Bobic: Wir danken Thomas Schneider und seinem Trainerteam ausdrücklich. Sie haben gute Arbeit geleistet. Wir haben das Team lange bestmöglich unterstützt und auch gestärkt. Angesichts der Gesamtsituation nach nur einem Punkt aus neun Spielen und acht Niederlagen in Folge aber haben wir uns dann entschlossen, jetzt einen Wechsel vorzunehmen, um für die Spieler einen neuen Reiz zu setzen. Der Druck war zuletzt sehr groß. Aber die Gespräche mit Thomas waren sehr offen und klar. Er hätte gerne weiter gemacht, aber er hat auch deutlich gemacht, dass er die Entscheidung nachvollziehen kann und sie mitträgt. Auch das zeigt seine besondere Beziehung zum VfB.

bundesliga.de: Huub Stevens hat mit Thomas Schneider gesprochen und dessen Rat eingeholt?

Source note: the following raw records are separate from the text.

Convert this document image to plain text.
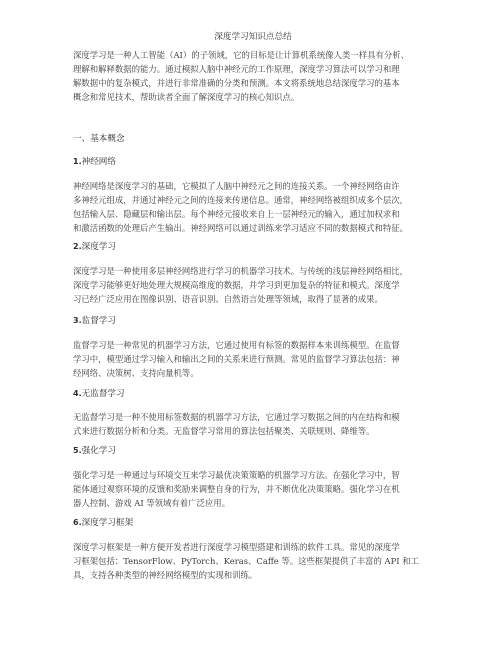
深度学习知识点总结

深度学习是一种人工智能（AI）的子领域，它的目标是让计算机系统像人类一样具有分析、
理解和解释数据的能力。通过模拟人脑中神经元的工作原理，深度学习算法可以学习和理
解数据中的复杂模式，并进行非常准确的分类和预测。本文将系统地总结深度学习的基本
概念和常见技术，帮助读者全面了解深度学习的核心知识点。

一、基本概念
1.神经网络

神经网络是深度学习的基础，它模拟了人脑中神经元之间的连接关系。一个神经网络由许
多神经元组成，并通过神经元之间的连接来传递信息。通常，神经网络被组织成多个层次，
包括输入层、隐藏层和输出层。每个神经元接收来自上一层神经元的输入，通过加权求和
和激活函数的处理后产生输出。神经网络可以通过训练来学习适应不同的数据模式和特征。

2.深度学习

深度学习是一种使用多层神经网络进行学习的机器学习技术。与传统的浅层神经网络相比，
深度学习能够更好地处理大规模高维度的数据，并学习到更加复杂的特征和模式。深度学
习已经广泛应用在图像识别、语音识别、自然语言处理等领域，取得了显著的成果。

3.监督学习

监督学习是一种常见的机器学习方法，它通过使用有标签的数据样本来训练模型。在监督
学习中，模型通过学习输入和输出之间的关系来进行预测。常见的监督学习算法包括：神
经网络、决策树、支持向量机等。

4.无监督学习

无监督学习是一种不使用标签数据的机器学习方法，它通过学习数据之间的内在结构和模
式来进行数据分析和分类。无监督学习常用的算法包括聚类、关联规则、降维等。

5.强化学习

强化学习是一种通过与环境交互来学习最优决策策略的机器学习方法。在强化学习中，智
能体通过观察环境的反馈和奖励来调整自身的行为，并不断优化决策策略。强化学习在机
器人控制、游戏 AI 等领域有着广泛应用。

6.深度学习框架

深度学习框架是一种方便开发者进行深度学习模型搭建和训练的软件工具。常见的深度学
习框架包括：TensorFlow、PyTorch、Keras、Caffe 等。这些框架提供了丰富的 API 和工
具，支持各种类型的神经网络模型的实现和训练。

Bobic: Das zeigt die Klasse von beiden. Für Huub Stevens ist es natürlich eine große Hilfe, die Meinung von Thomas Schneider zu seiner neuen Mannschaft zu hören. Und Thomas Schneider hat gezeigt, wie sehr er mit dem VfB verbunden ist.

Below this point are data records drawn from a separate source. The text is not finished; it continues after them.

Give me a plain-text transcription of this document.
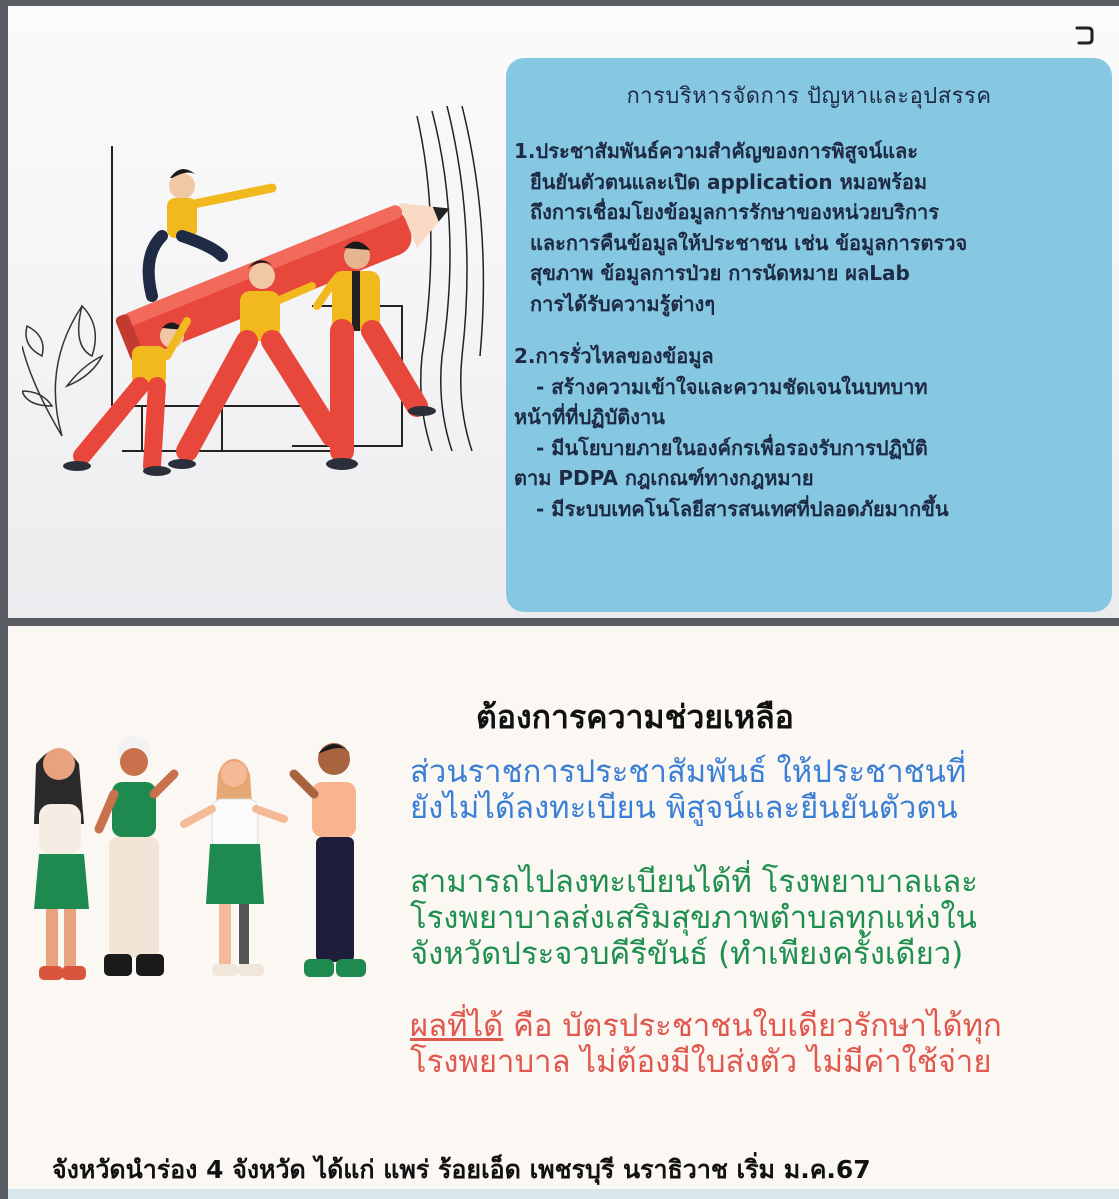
การบริหารจัดการ ปัญหาและอุปสรรค

1.ประชาสัมพันธ์ความสำคัญของการพิสูจน์และ

ยืนยันตัวตนและเปิด application หมอพร้อม

ถึงการเชื่อมโยงข้อมูลการรักษาของหน่วยบริการ

และการคืนข้อมูลให้ประชาชน เช่น ข้อมูลการตรวจ

สุขภาพ ข้อมูลการป่วย การนัดหมาย ผลLab

การได้รับความรู้ต่างๆ

2.การรั่วไหลของข้อมูล

- สร้างความเข้าใจและความชัดเจนในบทบาท

หน้าที่ที่ปฏิบัติงาน

- มีนโยบายภายในองค์กรเพื่อรองรับการปฏิบัติ

ตาม PDPA กฎเกณฑ์ทางกฎหมาย

- มีระบบเทคโนโลยีสารสนเทศที่ปลอดภัยมากขึ้น

ต้องการความช่วยเหลือ
ส่วนราชการประชาสัมพันธ์ ให้ประชาชนที่
ยังไม่ได้ลงทะเบียน พิสูจน์และยืนยันตัวตน
สามารถไปลงทะเบียนได้ที่ โรงพยาบาลและ
โรงพยาบาลส่งเสริมสุขภาพตำบลทุกแห่งใน
จังหวัดประจวบคีรีขันธ์ (ทำเพียงครั้งเดียว)
ผลที่ได้ คือ บัตรประชาชนใบเดียวรักษาได้ทุก
โรงพยาบาล ไม่ต้องมีใบส่งตัว ไม่มีค่าใช้จ่าย
จังหวัดนำร่อง 4 จังหวัด ได้แก่ แพร่ ร้อยเอ็ด เพชรบุรี นราธิวาช เริ่ม ม.ค.67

bundesliga.de: Das heißt, der VfB Stuttgart bleibt bei seiner Philosophie, ein starkes Augenmerk auf junge Spieler und deren Entwicklung zu legen?

Bobic: Selbst, wenn wir jetzt aus nachvollziehbaren Gründen unseren Weg verlassen, werden wir in Kürze dahin zurückkehren. Es ist und bleibt die Philosophie des VfB, junge Spieler zu entwickeln und die in den Profibereich zu führen. Jetzt aber hat das Ziel Klassenerhalt bei uns oberste Priorität.